[Paddle-TRT] Different behaviors between blockReduce and warpReduce
Created by: zlsh80826
- Paddle Version: develop
- GPU/cuda-10.2/cudnn7.6.5
- Ubuntu16.04
Hello! There are different behaviors between blockReduceSum and warpReduceSum. warpReduceSum makes each thread in the warp has a copy of summation. However, blockReduceSum only ensures the first warp has the summation, which results in one more block synchronization like here.
I suggest two solutions,
- Change the behavior of blockReduceSum to AllReduce, which computes the summation and ensures each thread in the block have the summation copy.
We only need to change one line to do this. Change the code
val = (threadIdx.x < block_span) ? shared[lane] : static_cast<T>(0.0f);
toval = (lane < block_span) ? shared[lane] : static_cast<T>(0.0f);
. By doing this, each warp has a copy of first round result. Thus, all threads in the block have the reduced values after the second warpReduce. - In blockReduceSum, add a condition which lets only the first warp in the block does the second reduction. Because we only need to ensure
threadIdx.x
has the correct reduced value (SoftmaxKernelWithEltadd is the only caller), so only the first warp needs to do the second reduction. i.e.

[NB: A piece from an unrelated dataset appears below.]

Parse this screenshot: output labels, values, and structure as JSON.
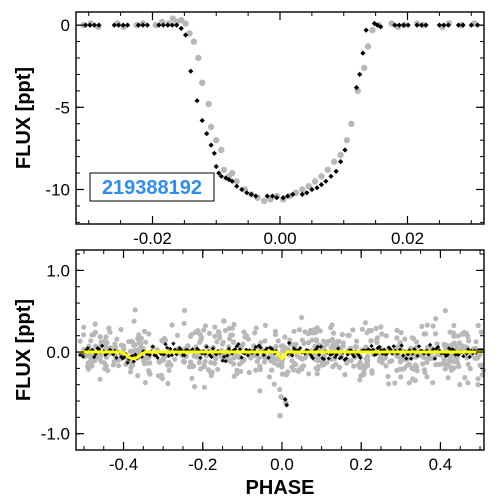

if (threadIdx.x < warpSize) {
val = (threadIdx.x < block_span) ? shared[lane] : static_cast<T>(0.0f);
val = warpReduceSum<T>(val, mask);
}
In my experiments, the first one has higher performance, because we can delete the unnecessary shared memory copy and __syncthreads after calling the blockReduceXXX function.
BTW, the same issue exists in the blockReduceMax too.